There, I've said it.
There are people in the LibDems the Tories can do business with, even if some of their more left wing MPs might prove troublesome. I could not conceive of joining up with Labour as they would be discredited and share very few of the values I hold dear.
See, Nick, that wasn't so difficult for me, why is it so difficult for you? Tom Harris has the best explanation...
I couldn't have put it better myself.
I’m not a fan of chick flicks, so I’ve not been watching Nick Clegg’’s speech to whatever conference he’s speaking to this afternoon.
But I’ll make a wild stab in the dark and guess that he’s going to be no clearer on which party he would choose to support in the event of a hung parliament. David Laws, the LibDem MP, said on Any Questions on Friday that any such decision would not be taken until after polling day.
Thank you, David. Thank you for confirming what I’ve been saying for years about the undemocratic nature, not only of the LibDems but of their most precious policy – proportional representation.
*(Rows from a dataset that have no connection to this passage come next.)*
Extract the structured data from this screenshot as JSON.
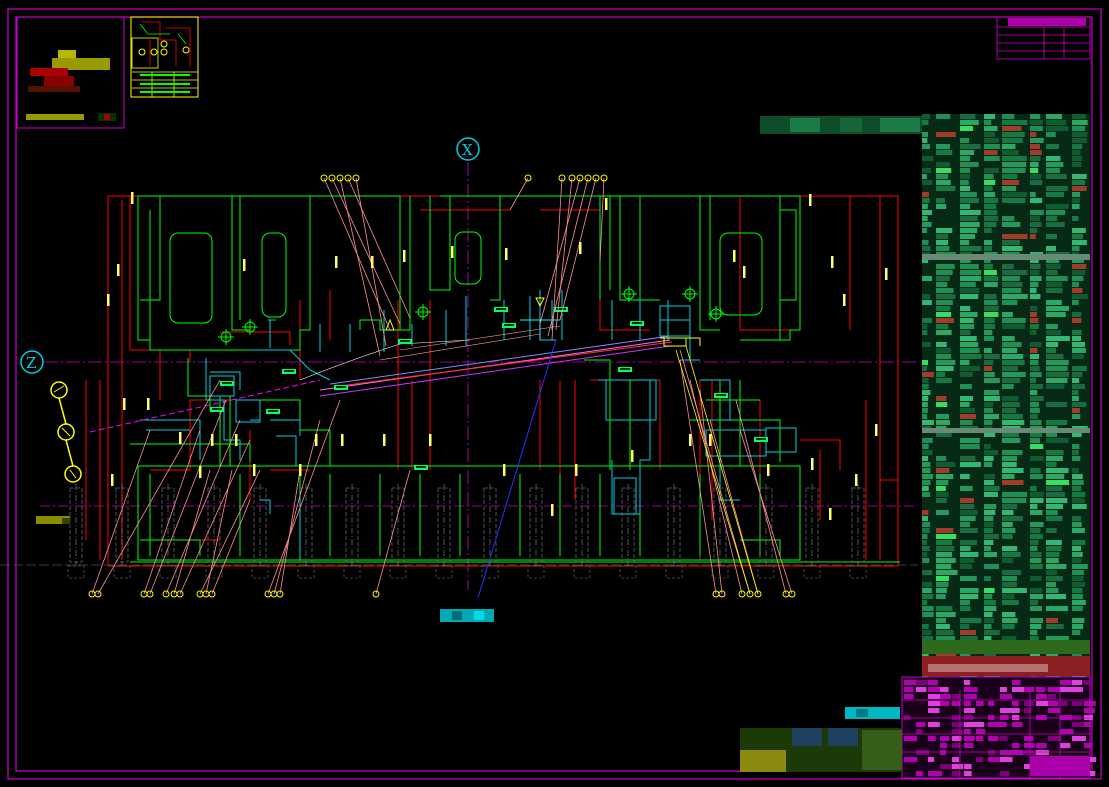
{
  "drawing": {
    "markers": {
      "x_marker": "X",
      "z_marker": "Z"
    },
    "colors": {
      "background": "#000000",
      "frame": "#cc00cc",
      "structure": "#00ff00",
      "dimension": "#ff0000",
      "pipe": "#00cfe0",
      "center_line": "#cc00cc",
      "leader": "#ff8a8a",
      "balloon": "#ffff00"
    },
    "callout_count_top": 12,
    "callout_count_bottom": 17
  }
}
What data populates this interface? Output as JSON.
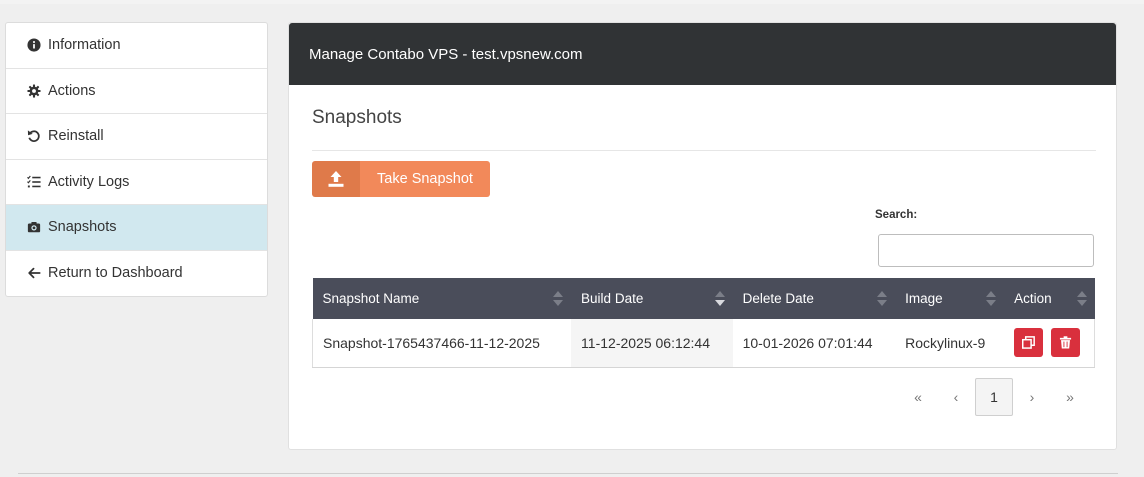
{
  "sidebar": {
    "items": [
      {
        "label": "Information",
        "icon": "info-circle-icon",
        "active": false
      },
      {
        "label": "Actions",
        "icon": "gear-icon",
        "active": false
      },
      {
        "label": "Reinstall",
        "icon": "undo-icon",
        "active": false
      },
      {
        "label": "Activity Logs",
        "icon": "list-check-icon",
        "active": false
      },
      {
        "label": "Snapshots",
        "icon": "camera-icon",
        "active": true
      },
      {
        "label": "Return to Dashboard",
        "icon": "arrow-left-icon",
        "active": false
      }
    ]
  },
  "panel": {
    "header": "Manage Contabo VPS - test.vpsnew.com",
    "section_title": "Snapshots",
    "take_snapshot_label": "Take Snapshot",
    "search_label": "Search:",
    "search_value": ""
  },
  "table": {
    "columns": [
      "Snapshot Name",
      "Build Date",
      "Delete Date",
      "Image",
      "Action"
    ],
    "sort_column": "Build Date",
    "sort_direction": "desc",
    "rows": [
      {
        "name": "Snapshot-1765437466-11-12-2025",
        "build_date": "11-12-2025 06:12:44",
        "delete_date": "10-01-2026 07:01:44",
        "image": "Rockylinux-9",
        "actions": [
          "restore-icon",
          "trash-icon"
        ]
      }
    ]
  },
  "pagination": {
    "first": "«",
    "prev": "‹",
    "current": "1",
    "next": "›",
    "last": "»"
  },
  "colors": {
    "header_bg": "#303335",
    "table_header_bg": "#4a4d5a",
    "active_sidebar_bg": "#d1e8ef",
    "snapshot_button": "#f2895a",
    "danger": "#d9303d"
  }
}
It’s entirely consistent of Laws to say that the public will not be consulted before the LibDems make a decision. That’s the essence of PR: let the little people have their vote, then ignore what they say and start bartering away the very policies they voted for behind closed doors and without reference to them.
Refusing to come clean about which of the main parties the Liberals would support if they got the chance is the opposite of transparent and democratic. But it’s entirely consistent for the Liberals
PS: I still think a Conservaative majority is the most likely outcome, albeit a relatively narrow one.